The way you market, price and sell your products can be changed significantly with demand forecasting. For example, Machine Learning engineers can use regression and historical methods such as time-series to predict the expected sales amount of an item, e. x. shoe type for a certain time period. Accurate pricing decisions are achieved by analyzing consumer, cost, and competition. With logistical and storage data it is possible to estimate future capacity requirements, maintain availability and make accurate decisions on pricing.
Make better pricing decisions
Sometimes retailers face challenges when it comes to making a decision on price changes. For most of them, seasonal trends and tendencies are given priority in making those decisions, however many other factors that influence price have appeared in E-Commerce so far. Using Predictive Analytics here can help to identify the best time to start decreasing or pushing prices in the other direction. AI can monitor such features as competitor prices, inventory levels and compare demands to find out what prices should be like.
Most popular ways to implement Predictive Analytics in Marketing
There are some tasks performed with Predictive Analytics that can be specified as those related to AI in Marketing and improving its strategy.
Customer Lifetime Value
Those customers and that have the biggest lifetime value, represented in how much money they spent, how consistent was their paying history and how much time they already buy something from you.

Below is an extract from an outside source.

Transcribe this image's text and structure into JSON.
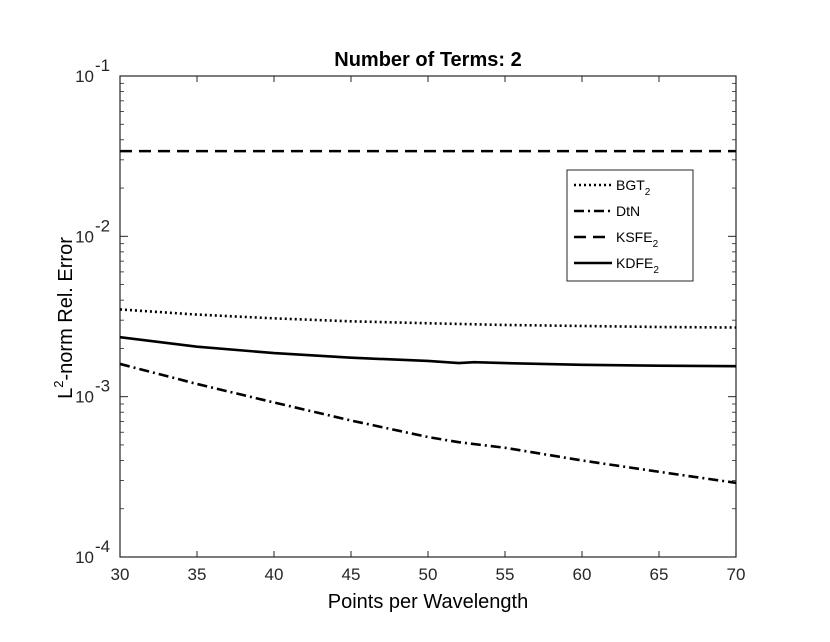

Identify such customers – is the hardest thing to do for marketing, on the other hand these kind of insights help companies to optimize the marketing strategy, subsequently increasing the share of this business segment and gain information about the most valuable customers.
A combination of data on purchasing activities and online behavior metrics from such sources as social media and E-commerce enables the Predictive Analytics approach to find correlations and provide insights to define which marketing campaigns and social media channels are effective in relation to your company’s products and services.
The Internet contains endless sources that may contain relevant information about your company’s image and reputation, however, it is irrational to try to find and extract all the information manually. Automatic web search together with crawling tools to find customer feedback and posts referencing your organization’s name will make a good combination to create your own analytics tool which can be used to monitor how your company’s reputation changes and what people think on factors, influencing it.
Currently, most modern businesses begin to rely on the Electricity of our time – AI solutions, which give the older Predictive Analytics methods a new life and turn it into highly efficient instrument to get business insights and predictions. Predictive analytics have beneficial applications in several industries such as Retail, E-commerce, and Marketing in the first place. It becomes the fuel to drive the company’s business decision and foresee their success in the future.